MANILA, Philippines— The government is being  urged to pass a law that will deputize online platforms and payment systems as withholding agents as part of the tax policy framework for the digital economy, according to a study published by the Philippine Institute for Development Studies (PIDS).

This was among the recommendations made in the PIDS discussion paper  “Rethinking Taxation in the Digital Economy” authored by University of the Philippines College of Law assistant professor Emerson Bañez.

According to the study, taxation of the digital economy is difficult as tax jurisdiction has traditionally been based on physical presence.

“National tax systems are straining to capture revenue from businesses in the digital economy. This is due to the fact that these businesses are characterized by the complexity of transactions, the absence of physical presence, and strong dependence on intangible assets,” Bañez said.

With the government’s current toolset for tax administration developed for brick-and- mortar businesses and its effectiveness on digital transactions being limited, the PIDS study said Congress could pass legislation that would require online platforms and payment systems to act as withholding agents of the income of online sellers or the value added-tax due from users.

The online platforms and payments system can also be required under legislation to provide data needed to determine the tax liability of related actors and transactions.

“Concentrating on these key participants can allow tax administration efforts to scale, since each of these centralized nodes can provide information and control over a significant number of users,” the PIDS study said.

In order to verify the compliance with the withholding and remittance functions, the PIDS study said there is a need for the Bureau of Internal Revenue to be ready for digital tax administration by having greater competence in understanding how online systems at the network, hardware and software level work, as well as in validating and processing voluminous data sets.

The PIDS study also cited the need to expand the scope for investigation and liability.

In addition, the PIDS study recommends engagement at the international level.

This, as non-resident providers, which are usually large multinational corporations, are seen to be gaining the most from digital markets as they minimize the tax impact of their activities.

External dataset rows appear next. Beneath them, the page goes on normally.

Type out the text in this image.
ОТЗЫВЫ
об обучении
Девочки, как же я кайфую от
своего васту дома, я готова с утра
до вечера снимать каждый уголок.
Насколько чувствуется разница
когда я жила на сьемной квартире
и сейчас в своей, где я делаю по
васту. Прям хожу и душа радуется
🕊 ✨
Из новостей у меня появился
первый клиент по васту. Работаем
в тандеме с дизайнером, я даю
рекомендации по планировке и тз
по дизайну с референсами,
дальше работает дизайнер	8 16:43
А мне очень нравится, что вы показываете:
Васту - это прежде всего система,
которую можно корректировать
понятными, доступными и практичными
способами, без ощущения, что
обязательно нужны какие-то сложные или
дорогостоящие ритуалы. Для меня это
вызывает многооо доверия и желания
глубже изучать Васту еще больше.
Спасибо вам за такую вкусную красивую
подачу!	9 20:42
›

“The Philippines should continue to explore multilateral options for reallocating taxing rights and addressing base erosion and profit shifting. These include regional tax treaties and the OECD (Organization for Economic Cooperation and Development) framework treaty,” the PIDS study said.

“Efforts at negotiating and crafting the provisions should consider the Philippines’ trading power relative to other countries and its comparative ability to exercise jurisdiction,” it said.